High-Performance Surface Electromyography Armband Design for Gesture Recognition

Affiliations

High-Performance Surface Electromyography Armband Design for Gesture Recognition

Ruihao Zhang et al. Sensors (Basel). .

Abstract

Wearable surface electromyography (sEMG) signal-acquisition devices have considerable potential for medical applications. Signals obtained from sEMG armbands can be used to identify a person's intentions using machine learning. However, the performance and recognition capabilities of commercially available sEMG armbands are generally limited. This paper presents the design of a wireless high-performance sEMG armband (hereinafter referred to as the α Armband), which has 16 channels and a 16-bit analog-to-digital converter and can reach 2000 samples per second per channel (adjustable) with a bandwidth of 0.1-20 kHz (adjustable). The α Armband can configure parameters and interact with sEMG data through low-power Bluetooth.
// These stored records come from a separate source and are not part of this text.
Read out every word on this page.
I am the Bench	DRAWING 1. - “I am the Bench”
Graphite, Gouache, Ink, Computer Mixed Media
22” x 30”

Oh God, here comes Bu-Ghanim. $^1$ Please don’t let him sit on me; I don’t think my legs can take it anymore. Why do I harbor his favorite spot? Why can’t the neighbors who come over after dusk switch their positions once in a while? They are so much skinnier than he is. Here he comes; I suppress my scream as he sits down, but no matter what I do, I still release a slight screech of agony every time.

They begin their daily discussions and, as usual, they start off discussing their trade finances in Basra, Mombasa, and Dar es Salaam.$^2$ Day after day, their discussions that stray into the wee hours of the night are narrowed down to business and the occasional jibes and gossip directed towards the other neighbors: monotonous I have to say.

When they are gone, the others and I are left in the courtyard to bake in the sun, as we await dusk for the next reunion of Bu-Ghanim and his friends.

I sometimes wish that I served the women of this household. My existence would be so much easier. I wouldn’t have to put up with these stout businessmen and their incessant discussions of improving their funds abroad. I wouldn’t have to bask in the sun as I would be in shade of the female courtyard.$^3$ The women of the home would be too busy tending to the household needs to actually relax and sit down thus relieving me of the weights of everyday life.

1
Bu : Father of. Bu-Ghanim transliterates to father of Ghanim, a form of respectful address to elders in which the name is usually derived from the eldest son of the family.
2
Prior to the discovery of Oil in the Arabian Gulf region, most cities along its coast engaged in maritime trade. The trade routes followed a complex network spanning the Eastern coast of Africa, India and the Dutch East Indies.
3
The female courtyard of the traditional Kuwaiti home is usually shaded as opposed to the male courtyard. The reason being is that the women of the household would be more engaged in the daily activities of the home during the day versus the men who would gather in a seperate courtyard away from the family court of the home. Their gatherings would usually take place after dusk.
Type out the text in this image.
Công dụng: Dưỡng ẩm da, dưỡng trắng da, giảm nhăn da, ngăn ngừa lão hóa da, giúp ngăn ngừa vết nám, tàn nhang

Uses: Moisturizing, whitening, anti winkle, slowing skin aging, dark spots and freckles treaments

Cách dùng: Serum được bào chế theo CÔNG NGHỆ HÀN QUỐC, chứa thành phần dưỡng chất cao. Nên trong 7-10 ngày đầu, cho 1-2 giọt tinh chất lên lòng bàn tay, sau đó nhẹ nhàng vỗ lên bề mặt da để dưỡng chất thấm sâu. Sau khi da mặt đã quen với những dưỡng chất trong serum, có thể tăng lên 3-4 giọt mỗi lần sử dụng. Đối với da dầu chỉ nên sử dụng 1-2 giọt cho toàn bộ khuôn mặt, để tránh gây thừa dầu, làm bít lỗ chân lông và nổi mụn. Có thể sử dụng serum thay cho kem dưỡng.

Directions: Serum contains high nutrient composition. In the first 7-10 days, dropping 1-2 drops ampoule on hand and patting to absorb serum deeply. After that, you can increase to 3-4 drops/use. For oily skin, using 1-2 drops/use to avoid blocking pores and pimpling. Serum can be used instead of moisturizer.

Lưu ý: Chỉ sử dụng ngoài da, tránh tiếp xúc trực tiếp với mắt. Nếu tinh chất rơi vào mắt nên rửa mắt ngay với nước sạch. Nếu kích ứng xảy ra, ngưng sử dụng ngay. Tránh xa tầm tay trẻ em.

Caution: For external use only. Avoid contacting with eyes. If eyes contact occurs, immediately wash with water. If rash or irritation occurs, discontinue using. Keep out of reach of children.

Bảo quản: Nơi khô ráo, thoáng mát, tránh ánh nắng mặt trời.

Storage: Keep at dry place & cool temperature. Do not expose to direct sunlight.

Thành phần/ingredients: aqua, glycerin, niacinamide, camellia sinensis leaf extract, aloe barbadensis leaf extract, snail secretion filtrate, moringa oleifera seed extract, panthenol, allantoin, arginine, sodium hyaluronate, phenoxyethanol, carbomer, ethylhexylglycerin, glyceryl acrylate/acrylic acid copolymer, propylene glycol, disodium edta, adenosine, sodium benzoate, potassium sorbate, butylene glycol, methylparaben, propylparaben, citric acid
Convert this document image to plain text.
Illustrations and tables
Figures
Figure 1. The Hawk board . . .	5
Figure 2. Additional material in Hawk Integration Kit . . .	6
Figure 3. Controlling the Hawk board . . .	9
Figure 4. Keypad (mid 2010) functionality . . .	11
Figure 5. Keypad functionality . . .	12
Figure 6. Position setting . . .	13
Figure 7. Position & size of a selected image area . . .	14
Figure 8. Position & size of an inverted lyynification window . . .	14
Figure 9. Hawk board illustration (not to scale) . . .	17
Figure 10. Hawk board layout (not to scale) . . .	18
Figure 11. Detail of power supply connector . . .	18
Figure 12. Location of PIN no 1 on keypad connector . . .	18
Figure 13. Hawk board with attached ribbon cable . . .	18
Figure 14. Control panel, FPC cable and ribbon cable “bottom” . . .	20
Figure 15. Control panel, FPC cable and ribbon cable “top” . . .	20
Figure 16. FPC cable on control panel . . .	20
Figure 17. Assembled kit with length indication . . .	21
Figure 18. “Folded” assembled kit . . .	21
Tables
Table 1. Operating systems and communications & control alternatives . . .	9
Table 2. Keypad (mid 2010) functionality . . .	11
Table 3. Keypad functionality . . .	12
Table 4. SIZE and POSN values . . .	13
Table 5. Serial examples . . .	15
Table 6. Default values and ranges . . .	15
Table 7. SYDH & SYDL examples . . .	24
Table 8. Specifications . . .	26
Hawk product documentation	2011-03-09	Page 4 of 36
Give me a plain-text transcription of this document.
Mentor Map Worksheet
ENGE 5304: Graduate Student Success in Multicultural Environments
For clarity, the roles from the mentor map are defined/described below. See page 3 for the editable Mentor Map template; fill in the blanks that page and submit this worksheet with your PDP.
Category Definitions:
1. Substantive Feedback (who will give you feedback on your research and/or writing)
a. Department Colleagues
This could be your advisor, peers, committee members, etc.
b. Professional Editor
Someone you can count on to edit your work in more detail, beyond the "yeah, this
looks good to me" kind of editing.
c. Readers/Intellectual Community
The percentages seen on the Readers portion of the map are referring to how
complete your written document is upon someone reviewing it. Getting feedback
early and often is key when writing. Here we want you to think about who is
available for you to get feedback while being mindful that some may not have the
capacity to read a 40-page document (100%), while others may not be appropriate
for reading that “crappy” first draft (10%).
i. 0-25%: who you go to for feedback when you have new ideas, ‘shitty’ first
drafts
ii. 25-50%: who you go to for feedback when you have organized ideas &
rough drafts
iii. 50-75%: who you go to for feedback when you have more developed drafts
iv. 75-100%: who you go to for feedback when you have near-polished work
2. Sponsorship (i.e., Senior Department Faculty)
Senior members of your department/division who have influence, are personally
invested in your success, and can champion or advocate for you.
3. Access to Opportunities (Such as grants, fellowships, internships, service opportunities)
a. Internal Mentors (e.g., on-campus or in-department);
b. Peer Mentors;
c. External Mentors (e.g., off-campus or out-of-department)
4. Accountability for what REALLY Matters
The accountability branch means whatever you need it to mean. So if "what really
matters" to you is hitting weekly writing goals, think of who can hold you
We collected sEMG data from the forearms of 30 subjects using the α Armband and extracted three different image samples from the time-frequency domain for training and testing convolutional neural networks. The average recognition accuracy for 10 hand gestures was as high as 98.6%, indicating that the α Armband is highly practical and robust, with excellent development potential.

Keywords: acquisition system; convolutional neural networks (CNNs); gesture recognition; surface electromyography (sEMG) signal; wearable device.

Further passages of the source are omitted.